The European Space Agency's "GlobWetland" project
134. A project proposal involving Wetlands International has been successfully submitted within a consortium led by Atlantis Scientific Inc. of Canada, under the European Space Agency (ESA) "GlobWetland" tender invitation. The project will support those Ramsar Convention Parties and their Ramsar site managers who have requested ESA assistance with application of remote sensing to wetland inventory assessment, monitoring and management, working with 50 Ramsar sites chiefly in Africa and Europe.

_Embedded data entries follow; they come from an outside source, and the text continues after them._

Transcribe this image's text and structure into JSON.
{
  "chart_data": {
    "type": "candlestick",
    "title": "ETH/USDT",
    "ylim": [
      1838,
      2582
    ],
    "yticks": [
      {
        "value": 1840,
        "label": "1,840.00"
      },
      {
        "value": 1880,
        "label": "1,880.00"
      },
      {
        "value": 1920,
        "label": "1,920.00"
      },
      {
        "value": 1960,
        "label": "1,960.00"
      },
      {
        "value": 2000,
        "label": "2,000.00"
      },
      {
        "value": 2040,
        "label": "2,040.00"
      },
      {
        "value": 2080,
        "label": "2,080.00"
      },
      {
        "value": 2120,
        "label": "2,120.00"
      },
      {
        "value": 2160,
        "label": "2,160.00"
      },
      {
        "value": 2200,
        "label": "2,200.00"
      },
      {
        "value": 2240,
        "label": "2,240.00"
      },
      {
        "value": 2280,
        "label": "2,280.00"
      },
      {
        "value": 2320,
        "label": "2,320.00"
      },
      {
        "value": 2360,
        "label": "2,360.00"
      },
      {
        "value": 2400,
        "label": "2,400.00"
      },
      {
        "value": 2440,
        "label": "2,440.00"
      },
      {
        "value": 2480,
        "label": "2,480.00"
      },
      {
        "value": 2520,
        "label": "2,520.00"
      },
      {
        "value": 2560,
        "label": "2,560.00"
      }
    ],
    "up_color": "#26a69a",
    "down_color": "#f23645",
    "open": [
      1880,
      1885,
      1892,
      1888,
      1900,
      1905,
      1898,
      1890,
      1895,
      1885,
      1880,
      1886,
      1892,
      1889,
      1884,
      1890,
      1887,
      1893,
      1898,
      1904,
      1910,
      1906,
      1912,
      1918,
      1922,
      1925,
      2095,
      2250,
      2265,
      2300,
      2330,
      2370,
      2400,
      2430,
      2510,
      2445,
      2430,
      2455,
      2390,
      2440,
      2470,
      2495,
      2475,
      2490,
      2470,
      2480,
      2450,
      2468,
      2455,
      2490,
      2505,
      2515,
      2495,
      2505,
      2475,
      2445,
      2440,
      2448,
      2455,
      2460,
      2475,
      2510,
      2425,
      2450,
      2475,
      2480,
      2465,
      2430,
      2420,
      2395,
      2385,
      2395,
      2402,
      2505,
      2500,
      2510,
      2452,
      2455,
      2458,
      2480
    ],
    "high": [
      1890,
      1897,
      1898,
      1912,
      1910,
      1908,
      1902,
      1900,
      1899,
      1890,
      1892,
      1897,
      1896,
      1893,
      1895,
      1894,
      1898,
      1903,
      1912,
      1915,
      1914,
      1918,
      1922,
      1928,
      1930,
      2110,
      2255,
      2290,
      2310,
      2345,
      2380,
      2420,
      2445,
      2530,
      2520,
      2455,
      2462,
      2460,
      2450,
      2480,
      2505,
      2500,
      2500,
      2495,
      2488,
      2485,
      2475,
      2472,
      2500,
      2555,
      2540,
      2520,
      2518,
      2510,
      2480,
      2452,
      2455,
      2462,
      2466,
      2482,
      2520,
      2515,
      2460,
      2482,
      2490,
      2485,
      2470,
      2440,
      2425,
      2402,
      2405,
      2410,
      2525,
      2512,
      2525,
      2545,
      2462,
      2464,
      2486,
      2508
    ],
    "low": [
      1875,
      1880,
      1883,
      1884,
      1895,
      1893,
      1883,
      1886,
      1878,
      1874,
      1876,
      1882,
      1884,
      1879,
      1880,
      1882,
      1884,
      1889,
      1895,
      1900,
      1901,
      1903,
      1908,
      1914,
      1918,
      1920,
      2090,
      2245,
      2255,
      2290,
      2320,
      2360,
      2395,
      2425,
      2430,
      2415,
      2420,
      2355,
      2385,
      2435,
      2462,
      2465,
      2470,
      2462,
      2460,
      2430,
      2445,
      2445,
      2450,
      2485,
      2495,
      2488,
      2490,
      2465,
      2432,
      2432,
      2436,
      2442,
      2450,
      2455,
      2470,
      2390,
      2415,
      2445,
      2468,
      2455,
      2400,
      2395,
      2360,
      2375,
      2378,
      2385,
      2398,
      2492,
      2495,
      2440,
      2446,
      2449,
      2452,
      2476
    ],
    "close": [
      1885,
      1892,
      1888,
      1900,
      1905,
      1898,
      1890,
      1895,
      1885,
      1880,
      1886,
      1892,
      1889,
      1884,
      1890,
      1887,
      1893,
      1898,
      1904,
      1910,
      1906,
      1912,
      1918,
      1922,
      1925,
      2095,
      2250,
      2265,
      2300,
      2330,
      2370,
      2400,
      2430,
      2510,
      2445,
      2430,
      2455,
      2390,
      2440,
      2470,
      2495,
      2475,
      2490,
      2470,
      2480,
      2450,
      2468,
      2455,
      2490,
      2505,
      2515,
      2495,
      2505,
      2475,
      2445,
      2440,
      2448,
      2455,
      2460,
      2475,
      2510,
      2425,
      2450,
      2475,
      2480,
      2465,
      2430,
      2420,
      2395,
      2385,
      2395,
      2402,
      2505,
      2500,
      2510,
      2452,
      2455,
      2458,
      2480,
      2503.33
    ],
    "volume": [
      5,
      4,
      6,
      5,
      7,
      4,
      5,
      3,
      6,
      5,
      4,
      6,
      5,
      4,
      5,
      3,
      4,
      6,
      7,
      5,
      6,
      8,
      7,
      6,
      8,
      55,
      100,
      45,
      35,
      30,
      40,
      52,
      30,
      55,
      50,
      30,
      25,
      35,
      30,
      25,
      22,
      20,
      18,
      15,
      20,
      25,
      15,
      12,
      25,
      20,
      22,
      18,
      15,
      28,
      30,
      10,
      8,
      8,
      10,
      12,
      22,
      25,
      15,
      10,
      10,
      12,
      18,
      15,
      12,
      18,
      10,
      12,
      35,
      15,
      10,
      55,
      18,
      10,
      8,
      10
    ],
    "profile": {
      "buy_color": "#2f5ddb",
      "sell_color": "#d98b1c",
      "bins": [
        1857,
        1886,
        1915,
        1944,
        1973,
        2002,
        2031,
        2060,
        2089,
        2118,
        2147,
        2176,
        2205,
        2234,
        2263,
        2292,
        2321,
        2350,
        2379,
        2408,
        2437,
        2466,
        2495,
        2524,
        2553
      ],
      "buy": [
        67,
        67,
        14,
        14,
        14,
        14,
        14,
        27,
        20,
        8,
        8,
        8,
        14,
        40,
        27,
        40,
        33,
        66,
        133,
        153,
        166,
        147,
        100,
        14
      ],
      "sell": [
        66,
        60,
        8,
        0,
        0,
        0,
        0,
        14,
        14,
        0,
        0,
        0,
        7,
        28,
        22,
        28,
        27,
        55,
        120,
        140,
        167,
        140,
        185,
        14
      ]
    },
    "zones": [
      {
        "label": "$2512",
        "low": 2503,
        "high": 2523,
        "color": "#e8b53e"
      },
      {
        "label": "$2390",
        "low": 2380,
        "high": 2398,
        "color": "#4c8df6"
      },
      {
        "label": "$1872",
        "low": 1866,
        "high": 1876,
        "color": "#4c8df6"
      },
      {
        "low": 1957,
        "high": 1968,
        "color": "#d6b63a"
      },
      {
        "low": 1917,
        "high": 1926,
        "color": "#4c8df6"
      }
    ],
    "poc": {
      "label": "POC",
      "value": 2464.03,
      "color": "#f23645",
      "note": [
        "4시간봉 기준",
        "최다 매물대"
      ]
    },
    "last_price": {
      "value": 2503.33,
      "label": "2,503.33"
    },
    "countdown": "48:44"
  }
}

135. Wetlands International will provide the "GlobWetland Information Service", a Web-hosted database and map server, with strong linkage to the Ramsar Sites Database. There is a counterpart package of capacity building to assist African users in applying the technology, and to carry out effective ground-truthing of Ramsar sites included in the dataset. The GlobWetland Information Service will be implemented from November 2003.
136. This approach will provide the Ramsar Sites Database Service with a valuable tool to incorporate all available digital mapping into the Sites Database presentation. It will also provide added value to those using the information in the Sites Database through a capacity to present and view this information spatially, using the proposed Web mapper.